Prinzess Irene


The German ship S/S Prinzess Irene, which carried my grandfather and uncle to America in 1906.  They never saw Italy again.   The ship was seized by the U.S. Navy during WWI, renamed Pocahontas and turned into a troop transport.


The Tempest tossed she bore
the tired and the poor
before she carried soldiers
facing death on a distant shore.

Once she carried hopes and dreams
as he bid farewell to King and country;
no bands were playing on the day
  he sailed away from Italy.

His eldest boy just nine, kissed his mom farewell
and holding poppa’s burly hand, 
waved goodbye to Napoli.
“Momma will come in May, you’ll see!”

and as they sailed that fateful day
the clanging of a buoy bell
mist and terns off the starboard bow
which they’re passing now as they make way
toward the lamp beside the golden door.



About toritto

I was born during year four of the reign of Emperor Tiberius Claudius on the outskirts of the empire in Brooklyn.
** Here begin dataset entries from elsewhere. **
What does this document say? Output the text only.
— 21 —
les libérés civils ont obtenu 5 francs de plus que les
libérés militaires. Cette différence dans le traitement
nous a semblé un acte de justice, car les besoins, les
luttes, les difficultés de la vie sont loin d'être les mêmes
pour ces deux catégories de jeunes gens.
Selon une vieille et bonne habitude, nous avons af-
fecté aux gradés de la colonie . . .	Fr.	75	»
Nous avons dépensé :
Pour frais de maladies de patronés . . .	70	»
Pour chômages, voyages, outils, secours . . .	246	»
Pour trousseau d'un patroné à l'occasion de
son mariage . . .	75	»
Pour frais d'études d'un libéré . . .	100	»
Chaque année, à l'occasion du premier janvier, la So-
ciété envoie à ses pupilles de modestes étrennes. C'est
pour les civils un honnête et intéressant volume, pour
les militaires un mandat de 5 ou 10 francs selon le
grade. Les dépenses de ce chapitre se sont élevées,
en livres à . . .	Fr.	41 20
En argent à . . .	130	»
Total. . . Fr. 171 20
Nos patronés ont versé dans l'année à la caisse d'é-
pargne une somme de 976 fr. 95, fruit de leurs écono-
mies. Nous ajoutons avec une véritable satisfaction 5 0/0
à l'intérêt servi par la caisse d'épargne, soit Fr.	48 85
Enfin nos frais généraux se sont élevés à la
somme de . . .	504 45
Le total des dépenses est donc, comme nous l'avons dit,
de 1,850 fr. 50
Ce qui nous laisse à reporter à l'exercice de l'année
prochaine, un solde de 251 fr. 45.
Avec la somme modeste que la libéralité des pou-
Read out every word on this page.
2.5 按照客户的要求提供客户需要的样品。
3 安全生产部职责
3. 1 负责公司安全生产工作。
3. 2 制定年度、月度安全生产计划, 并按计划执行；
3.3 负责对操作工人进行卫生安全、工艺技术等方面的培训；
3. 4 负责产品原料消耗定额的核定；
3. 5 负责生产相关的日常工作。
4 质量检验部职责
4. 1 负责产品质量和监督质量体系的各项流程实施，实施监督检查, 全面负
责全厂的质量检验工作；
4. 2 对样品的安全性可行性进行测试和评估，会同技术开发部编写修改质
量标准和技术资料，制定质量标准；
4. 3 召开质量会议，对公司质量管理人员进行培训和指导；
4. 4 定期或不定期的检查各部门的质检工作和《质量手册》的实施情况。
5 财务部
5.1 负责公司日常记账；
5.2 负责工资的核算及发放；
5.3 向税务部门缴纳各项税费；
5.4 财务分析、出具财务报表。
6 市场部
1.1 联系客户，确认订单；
I married my high school sweetheart, the girl I took to the prom and we were together for forty years until her passing in 2004. We had four kids together and buried two together. I had a successful career in Corporate America (never got rich but made a living) and traveled the world. I am currently retired in the Tampa Bay metro area and live alone. One of my daughters is close by and one within a morning’s drive. They call their pops everyday. I try to write poetry (not very well), and about family. Occasionally I will try a historical piece relating to politics. :-)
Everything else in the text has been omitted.